Policies aimed to “nudge” people toward a greener lifestyle, such as including energy use comparisons between neighbors on energy bills as an incentive to lower usage, and companies automatically enrolling employees in a 401K, often make people believe they are participating in a greater good.

However, researchers from Carnegie Mellon, Fordham, and Harvard Universities have found that these policy nudges, though semi-effective and seemingly costless, actually have a problematic cost. According to the experts, these measures can decrease support for larger policies with greater green impact.

“Although nudges can effectively change behavior, most have too small an impact to address societal problems on their own,” said David Hagmann, a postdoctoral fellow at Harvard’s Kennedy School of Government. “It appears that many people view them as substitutes for economic policies like a carbon tax or cap-and-trade scheme, instead of the complements they were always intended to be.”

Six studies confirmed that, in the presence of a potential green energy nudge, support for carbon tax declines. Researchers found that when the carbon tax was on the only option on the table, 70% of participants supported it. However, when participants were given the option of enrolling in “green energy” plans by default, support for the carbon tax decreased to only 55%.

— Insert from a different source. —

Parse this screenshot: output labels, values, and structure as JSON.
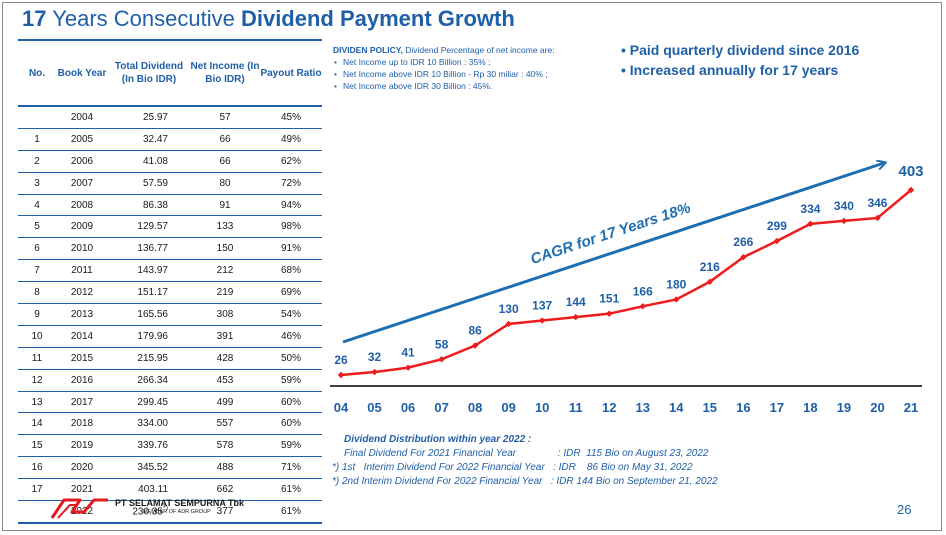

And when researchers opened up their experiments to alumni of a public policy school, the alumni not only replicated the researchers’ previous findings, but experts in public policy incorrectly believed that green energy nudges are more effective at curbing carbon emissions than a carbon tax.

“In an ideal world, we would have a place for both nudges and heavy-handed interventions to combat climate change,” said George Loewenstein, the Herbert A. Simon University Professor of Economics and Psychology at CMU. “However, our results indicate that an effort to deploy nudges can backfire by reducing the likelihood that the most effective policies will be supported and implemented.”

Despite these upsetting findings, the researchers devised a way to remedy the situation. When participants were presented with information and evidence about the small effect of policy nudges in comparison to large effects of a carbon tax, participants were less likely to support the nudge.

“We should use all the tools at our disposal to combat the threat of climate change,” said Emily Ho, a doctoral student in the Department of Psychology at Fordham. “If we can set realistic expectations about the impact of nudges, we can deploy them without undermining the policies that are going to address climate change most effectively – whether it’s a carbon tax or a cap-and-trade system.”